Skip navigation links

March 26, 2014

Rique Campa: Investing in the future

March 26, 2014

Rique Campa, a professor of fisheries and wildlife, is associate dean of the Graduate School and coordinator for the NSF-funded Center for the Integration of Research, Teaching, and Learning, a network among 22 research intensive universities across the country, all focused on enhancing undergraduate STEM education through the development of better career and professional development programs for doctoral students who will be the next generation of STEM educators.

One of the wonderful things about Michigan State is its continuous and strategic investment in the professional development of its students and staff. This quality on our university led me personally to my current position at the Graduate School, and it has shaped my work in many ways.

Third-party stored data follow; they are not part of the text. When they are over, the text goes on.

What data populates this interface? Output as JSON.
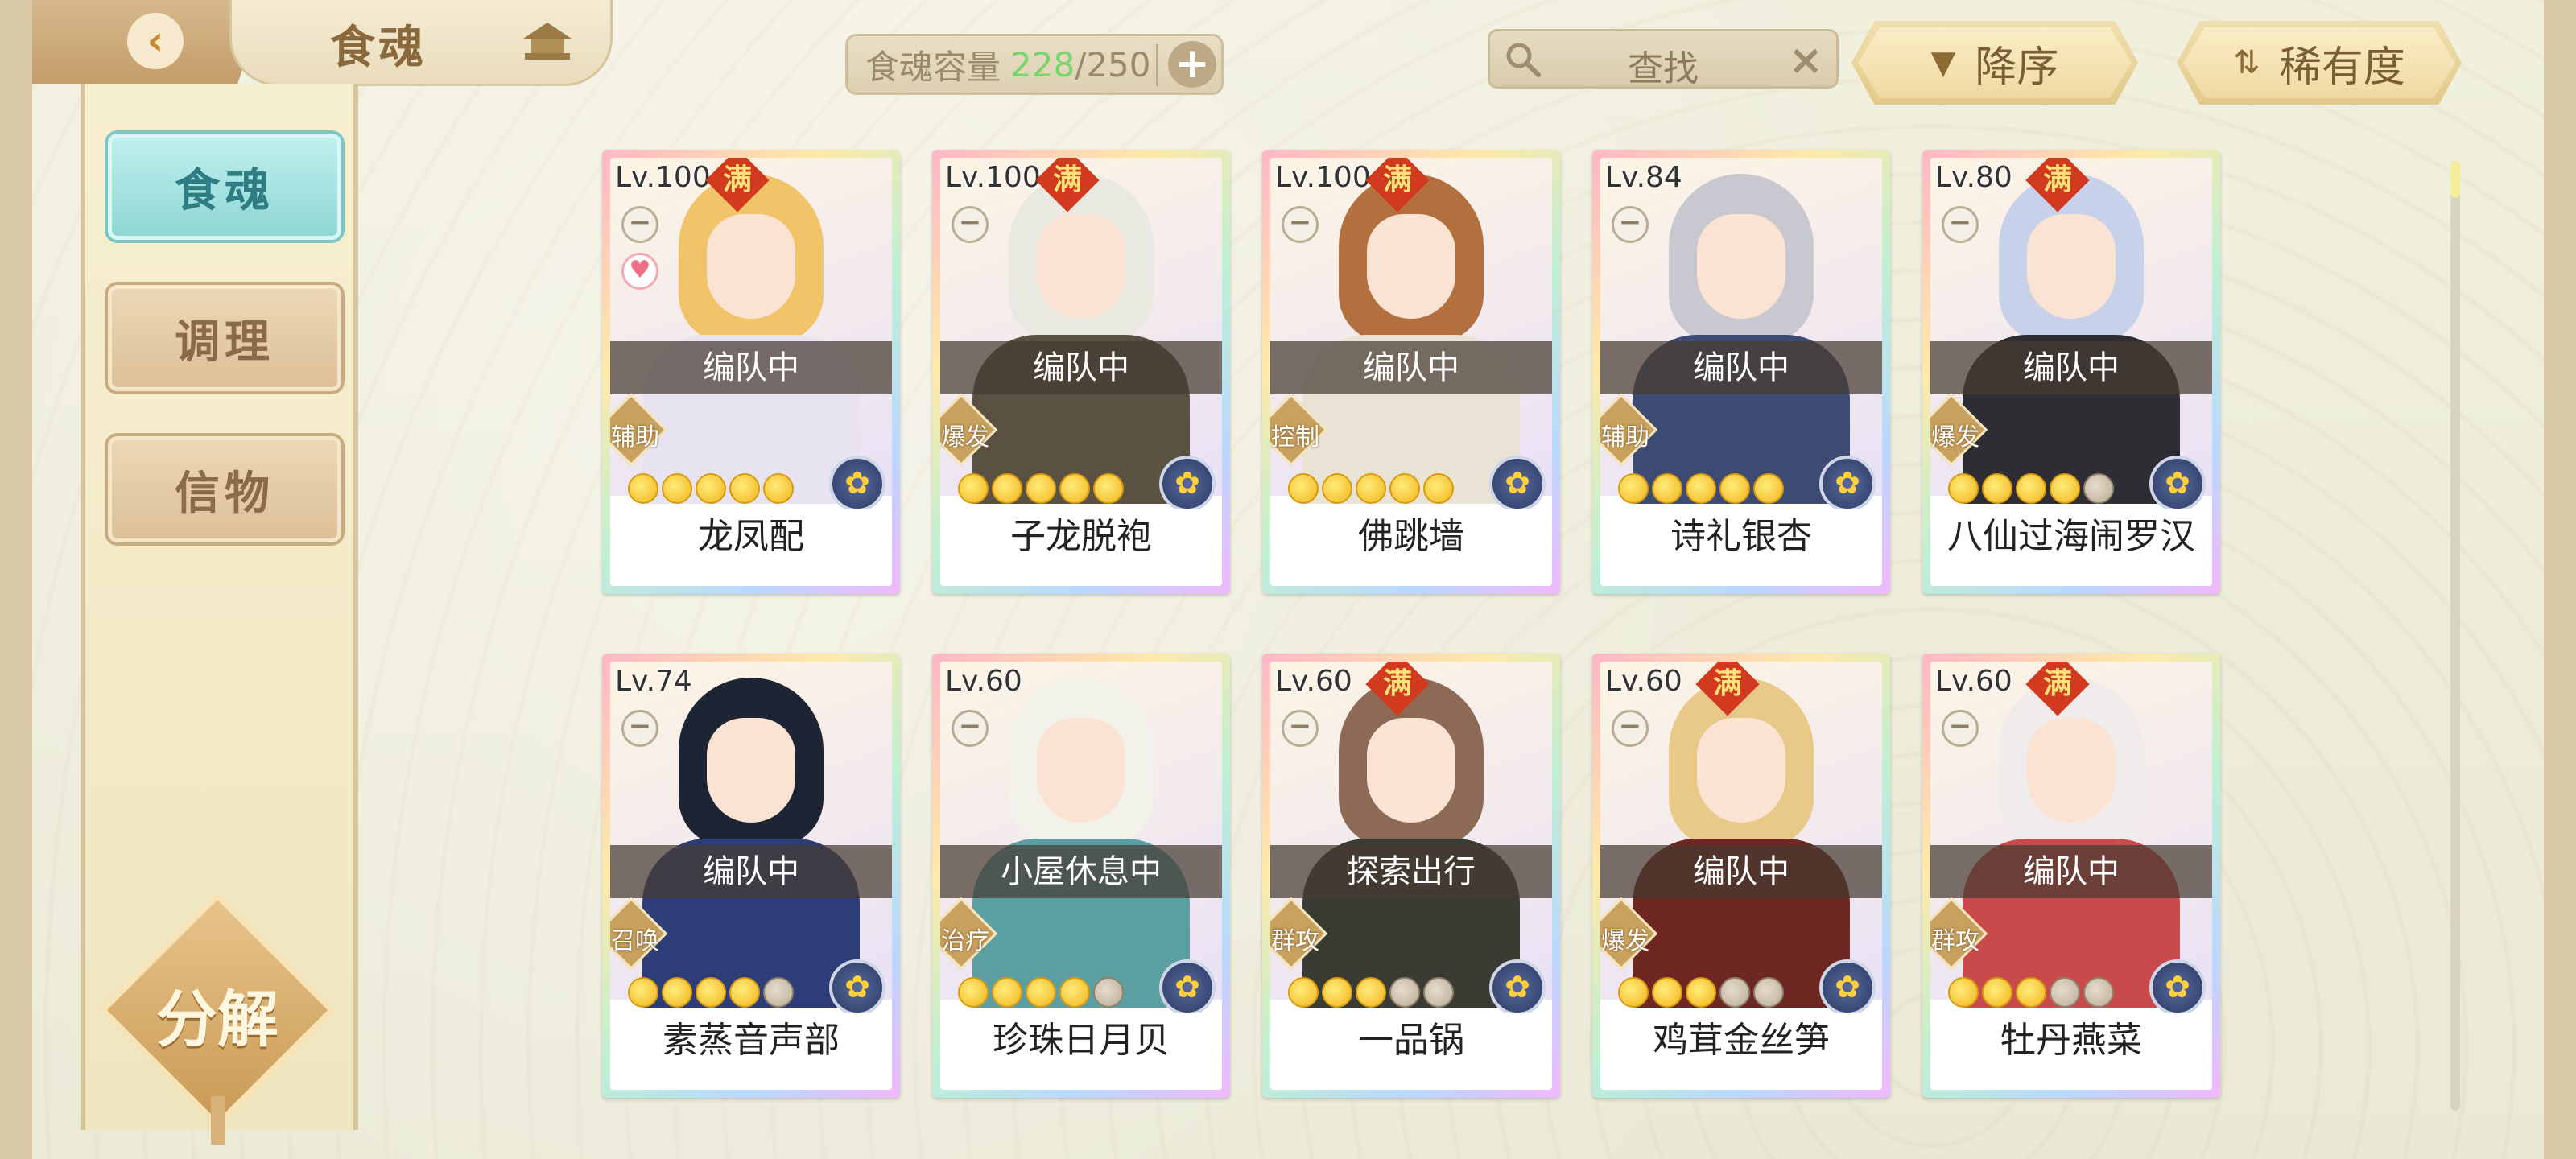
{
  "header": {
    "title": "食魂",
    "capacity_label": "食魂容量",
    "capacity_used": "228",
    "capacity_total": "/250",
    "capacity_add": "+",
    "search_placeholder": "查找",
    "search_clear": "×",
    "sort_label": "降序",
    "filter_label": "稀有度"
  },
  "sidebar": {
    "items": [
      {
        "label": "食魂",
        "active": true
      },
      {
        "label": "调理",
        "active": false
      },
      {
        "label": "信物",
        "active": false
      }
    ],
    "decompose_label": "分解"
  },
  "cards": [
    {
      "level": "Lv.100",
      "full": "满",
      "status": "编队中",
      "role": "辅助",
      "name": "龙凤配",
      "stars": 5,
      "max_stars": 5,
      "heart": true,
      "hair": "#f1c46a",
      "body": "#e7e3f1"
    },
    {
      "level": "Lv.100",
      "full": "满",
      "status": "编队中",
      "role": "爆发",
      "name": "子龙脱袍",
      "stars": 5,
      "max_stars": 5,
      "heart": false,
      "hair": "#e9e8e1",
      "body": "#5a5142"
    },
    {
      "level": "Lv.100",
      "full": "满",
      "status": "编队中",
      "role": "控制",
      "name": "佛跳墙",
      "stars": 5,
      "max_stars": 5,
      "heart": false,
      "hair": "#b3703f",
      "body": "#e8e3d4"
    },
    {
      "level": "Lv.84",
      "full": "",
      "status": "编队中",
      "role": "辅助",
      "name": "诗礼银杏",
      "stars": 5,
      "max_stars": 5,
      "heart": false,
      "hair": "#c9c7d0",
      "body": "#3d4b72"
    },
    {
      "level": "Lv.80",
      "full": "满",
      "status": "编队中",
      "role": "爆发",
      "name": "八仙过海闹罗汉",
      "stars": 4,
      "max_stars": 5,
      "heart": false,
      "hair": "#c8d1ea",
      "body": "#2d2d33"
    },
    {
      "level": "Lv.74",
      "full": "",
      "status": "编队中",
      "role": "召唤",
      "name": "素蒸音声部",
      "stars": 4,
      "max_stars": 5,
      "heart": false,
      "hair": "#1d2433",
      "body": "#2c3d78"
    },
    {
      "level": "Lv.60",
      "full": "",
      "status": "小屋休息中",
      "role": "治疗",
      "name": "珍珠日月贝",
      "stars": 4,
      "max_stars": 5,
      "heart": false,
      "hair": "#f2f1ea",
      "body": "#5c9fa3"
    },
    {
      "level": "Lv.60",
      "full": "满",
      "status": "探索出行",
      "role": "群攻",
      "name": "一品锅",
      "stars": 3,
      "max_stars": 5,
      "heart": false,
      "hair": "#8d6a55",
      "body": "#3a3b33"
    },
    {
      "level": "Lv.60",
      "full": "满",
      "status": "编队中",
      "role": "爆发",
      "name": "鸡茸金丝笋",
      "stars": 3,
      "max_stars": 5,
      "heart": false,
      "hair": "#e9c987",
      "body": "#6e2722"
    },
    {
      "level": "Lv.60",
      "full": "满",
      "status": "编队中",
      "role": "群攻",
      "name": "牡丹燕菜",
      "stars": 3,
      "max_stars": 5,
      "heart": false,
      "hair": "#f0eceb",
      "body": "#c94a4a"
    }
  ],
  "icons": {
    "back": "chevron-left-icon",
    "home": "pagoda-icon",
    "search": "magnifier-icon",
    "sort": "triangle-down-icon",
    "filter": "sort-arrows-icon",
    "emblem": "flower-icon"
  },
  "colors": {
    "accent_teal": "#8fd6d4",
    "gold": "#f3b41b",
    "full_badge": "#d23a1f",
    "capacity_used": "#7bd36d"
  }
}
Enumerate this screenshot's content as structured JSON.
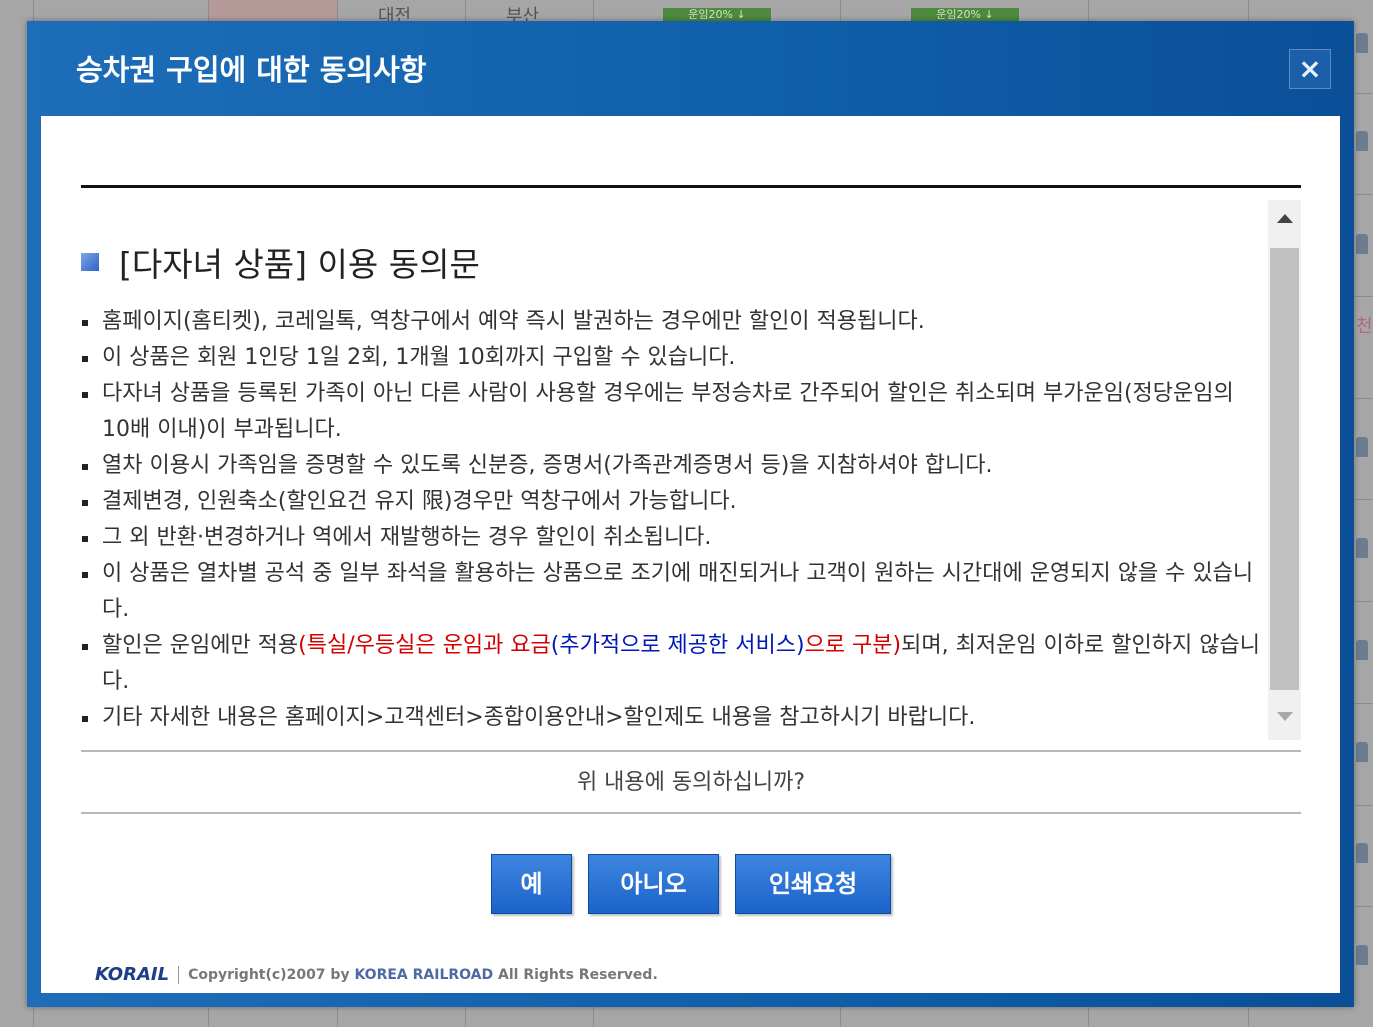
{
  "background": {
    "cells": [
      "대전",
      "부산"
    ],
    "badges": [
      "운임20% ↓",
      "운임20% ↓"
    ],
    "side_text": "천"
  },
  "modal": {
    "title": "승차권 구입에 대한 동의사항",
    "close_label": "×",
    "section_title": "[다자녀 상품] 이용 동의문",
    "terms": [
      "홈페이지(홈티켓), 코레일톡, 역창구에서 예약 즉시 발권하는 경우에만 할인이 적용됩니다.",
      "이 상품은 회원 1인당 1일 2회, 1개월 10회까지 구입할 수 있습니다.",
      "다자녀 상품을 등록된 가족이 아닌 다른 사람이 사용할 경우에는 부정승차로 간주되어 할인은 취소되며 부가운임(정당운임의 10배 이내)이 부과됩니다.",
      "열차 이용시 가족임을 증명할 수 있도록 신분증, 증명서(가족관계증명서 등)을 지참하셔야 합니다.",
      "결제변경, 인원축소(할인요건 유지 限)경우만 역창구에서 가능합니다.",
      "그 외 반환·변경하거나 역에서 재발행하는 경우 할인이 취소됩니다.",
      "이 상품은 열차별 공석 중 일부 좌석을 활용하는 상품으로 조기에 매진되거나 고객이 원하는 시간대에 운영되지 않을 수 있습니다."
    ],
    "fare_term": {
      "part1": "할인은 운임에만 적용",
      "part2": "(특실/우등실은 운임과 요금",
      "part3": "(추가적으로 제공한 서비스)",
      "part4": "으로 구분)",
      "part5": "되며, 최저운임 이하로 할인하지 않습니다."
    },
    "last_term": "기타 자세한 내용은 홈페이지>고객센터>종합이용안내>할인제도 내용을 참고하시기 바랍니다.",
    "question": "위 내용에 동의하십니까?",
    "buttons": {
      "yes": "예",
      "no": "아니오",
      "print": "인쇄요청"
    },
    "footer": {
      "logo": "KORAIL",
      "copyright_prefix": "Copyright(c)2007 by ",
      "brand": "KOREA RAILROAD",
      "copyright_suffix": " All Rights Reserved."
    }
  },
  "colors": {
    "modal_blue": "#0f5ea9",
    "button_blue": "#1b63c9",
    "highlight_red": "#d40000",
    "highlight_blue": "#0018b8"
  }
}
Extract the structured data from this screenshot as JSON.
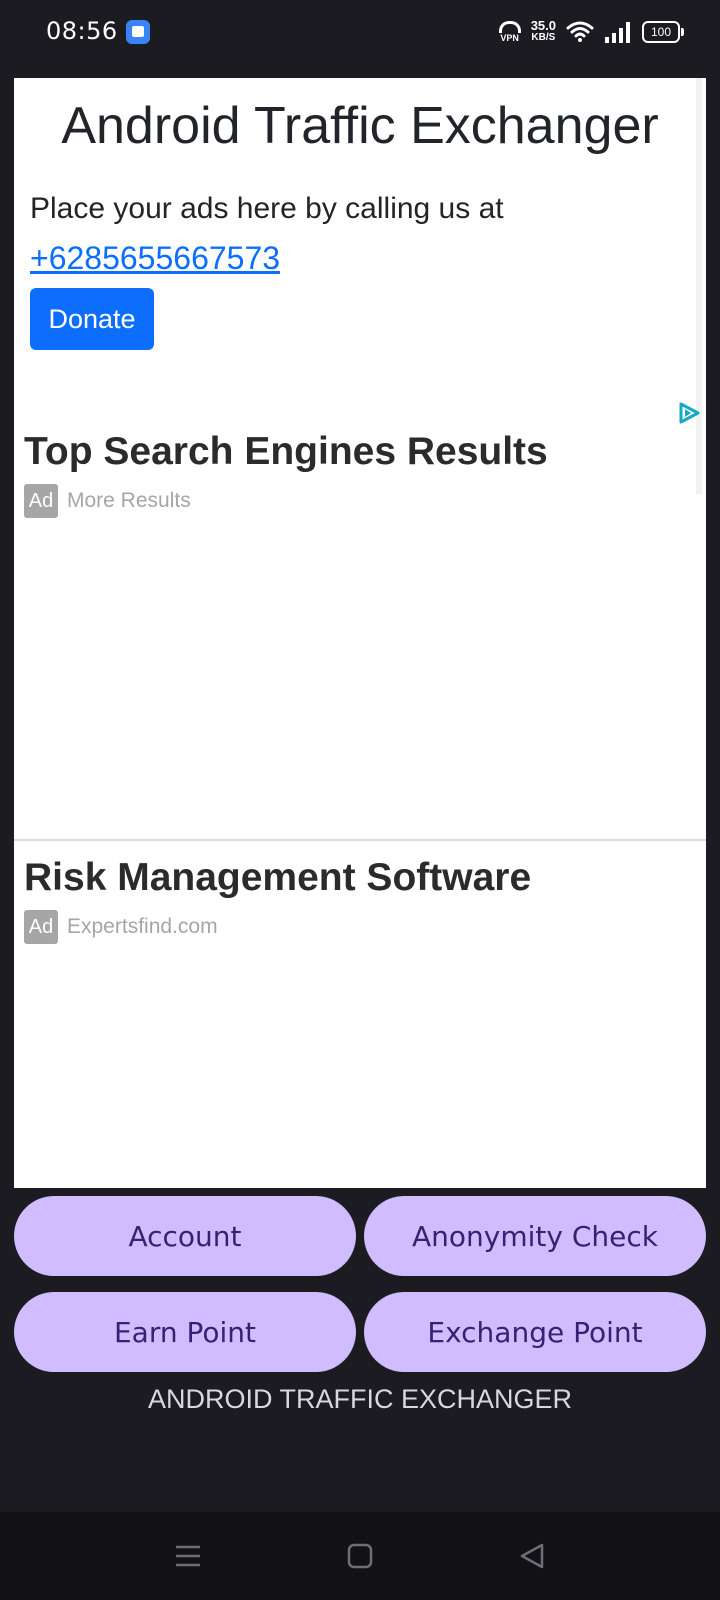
{
  "status_bar": {
    "time": "08:56",
    "vpn_label": "VPN",
    "speed_value": "35.0",
    "speed_unit": "KB/S",
    "battery": "100"
  },
  "webview": {
    "title": "Android Traffic Exchanger",
    "ad_prompt": "Place your ads here by calling us at",
    "phone": "+6285655667573",
    "donate_label": "Donate",
    "ads": [
      {
        "headline": "Top Search Engines Results",
        "badge": "Ad",
        "source": "More Results"
      },
      {
        "headline": "Risk Management Software",
        "badge": "Ad",
        "source": "Expertsfind.com"
      }
    ]
  },
  "actions": {
    "account": "Account",
    "anonymity_check": "Anonymity Check",
    "earn_point": "Earn Point",
    "exchange_point": "Exchange Point"
  },
  "footer": {
    "label": "ANDROID TRAFFIC EXCHANGER"
  },
  "colors": {
    "background": "#1c1b22",
    "pill": "#d1bcff",
    "pill_text": "#3b1f74",
    "link": "#0d6efd",
    "donate": "#0d6efd"
  },
  "icons": [
    "vpn-icon",
    "wifi-icon",
    "signal-icon",
    "battery-icon",
    "adchoices-icon",
    "menu-icon",
    "home-icon",
    "back-icon"
  ]
}
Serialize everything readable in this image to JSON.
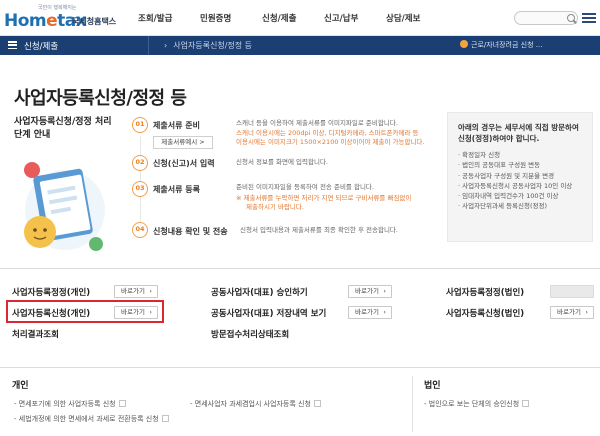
{
  "header": {
    "logo_tagline": "국민이 행복해지는",
    "logo_text": "Hometax",
    "logo_sub": "국세청홈택스",
    "gnb": [
      "조회/발급",
      "민원증명",
      "신청/제출",
      "신고/납부",
      "상담/제보"
    ]
  },
  "navbar": {
    "current": "신청/제출",
    "breadcrumb": "사업자등록신청/정정 등",
    "notice": "근로/자녀장려금 신청 ..."
  },
  "page": {
    "title": "사업자등록신청/정정 등",
    "process_title": "사업자등록신청/정정 처리단계 안내"
  },
  "steps": [
    {
      "num": "01",
      "label": "제출서류 준비",
      "desc": [
        "스캐너 등을 이용하여 제출서류를 이미지파일로 준비합니다."
      ],
      "note": [
        "스캐너 이용시에는 200dpi 이상, 디지털카메라, 스마트폰카메라 등",
        "이용시에는 이미지크기 1500×2100 이상이어야 제출이 가능합니다."
      ],
      "button": "제출서류예시 >"
    },
    {
      "num": "02",
      "label": "신청(신고)서 입력",
      "desc": [
        "신청서 정보를 화면에 입력합니다."
      ]
    },
    {
      "num": "03",
      "label": "제출서류 등록",
      "desc": [
        "준비된 이미지파일을 등록하여 전송 준비를 합니다."
      ],
      "note": [
        "※ 제출서류를 누락하면 처리가 지연 되므로 구비서류를 빠짐없이",
        "제출하시기 바랍니다."
      ]
    },
    {
      "num": "04",
      "label": "신청내용 확인 및 전송",
      "desc": [
        "신청서 입력내용과 제출서류를 최종 확인한 후 전송합니다."
      ]
    }
  ],
  "info_box": {
    "title": "아래의 경우는 세무서에 직접 방문하여 신청(정정)하여야 합니다.",
    "items": [
      "확정일자 신청",
      "법인의 공동대표 구성원 변동",
      "공동사업자 구성원 및 지분율 변경",
      "사업자등록신청시 공동사업자 10인 이상",
      "임대차내역 입력건수가 100건 이상",
      "사업자단위과세 등록신청(정정)"
    ]
  },
  "quick": {
    "go_label": "바로가기",
    "col1": [
      "사업자등록정정(개인)",
      "사업자등록신청(개인)",
      "처리결과조회"
    ],
    "col2": [
      "공동사업자(대표) 승인하기",
      "공동사업자(대표) 저장내역 보기",
      "방문접수처리상태조회"
    ],
    "col3": [
      "사업자등록정정(법인)",
      "사업자등록신청(법인)"
    ]
  },
  "bottom": {
    "personal": "개인",
    "corporate": "법인",
    "personal_links": [
      "면세포기에 의한 사업자등록 신청",
      "면세사업자 과세겸업시 사업자등록 신청",
      "세법개정에 의한 면세에서 과세로 전환등록 신청"
    ],
    "corporate_links": [
      "법인으로 보는 단체의 승인신청"
    ]
  },
  "colors": {
    "navy": "#1b3f73",
    "brand_blue": "#1f6fb3",
    "accent_orange": "#e9692c",
    "highlight_red": "#d9282f"
  }
}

As a professor of fisheries and wildlife in 2004 I had reached the point in my career where I felt I was ready for some university administrative experience. As a department graduate program director, I knew one of my passions was working with graduate students, and I knew I wanted my experience to have a scholarly aspect to it as well.

An opportunity to serve as a faculty-in-residence in the Graduate School allowed me to work with a team to help develop and evaluate graduate programming for our students. Eventually this led to my current position as associate dean of the Graduate School and MSU coordinator for the NSF-funded Center for the Integration of Research, Teaching, and Learning. Much of my work in the Graduate School focuses on career and professional development programming for our graduate students, graduate professional students and postdocs.

It is important to me, and my colleagues at Michigan State, that our programs be strategic. We need to be sure we’re filling the needs of the graduate students and post-docs and the needs of their future employers. If we have a program we want to be able to show what the impact of the program has been. Research and programming are expensive, so we need to be strategic in our offerings and evaluate the programs to be sure we are meeting our objectives.

At the Graduate School our programs are based on scholarship and we evaluate each program. We can look at pre- and post-program survey results to see what participants learned and what they’ll do with the information presented at a particular program. As administrators, we can use these data to help create better programs as well as share this information through networks with other universities around the country to help improve graduate education career and professional development practices nationwide.

At Michigan State, one example of a local network initiative includes the Future Academic Scholars in Teaching Fellowship Program for doctoral students in science, technology, engineer, and mathematics.

The FAST Fellows program is one of the things that gives me a lot of personal satisfaction. Each year dozens of STEM doctoral students apply for the competitive fellowship. Ten to 14 (about one fourth of the applicants) are chosen for the program, which runs from August to May. A steering committee composed of a diverse group of faculty and staff members and a graduate student facilitate the program.

Throughout the year, the program prepares fellows for future academic careers by giving them opportunities to develop, implement and evaluate a teaching-as-research project. The various faculty and staff members across campus that are involved in the program get to see these fellows’ development throughout the year, culminating in the FAST Fellows Teaching as Research Symposium in May.

I love seeing how their work comes together—the way they integrate the literature and use it to support their conclusions, the way they build on the teaching and learning literature with their own research, and how they discuss the potential implications of their work. I enjoy seeing how they begin to think about teaching and learning. It is exciting to see their thoughtfulness and their insights when they present in May, and to have them think about the implications their work has for activities in the classroom and for undergraduate education. You sit back and think, “These people are going to be phenomenal professors.” It gives me a sense that, yes, this is what we should be doing to prepare the next generation of STEM educators.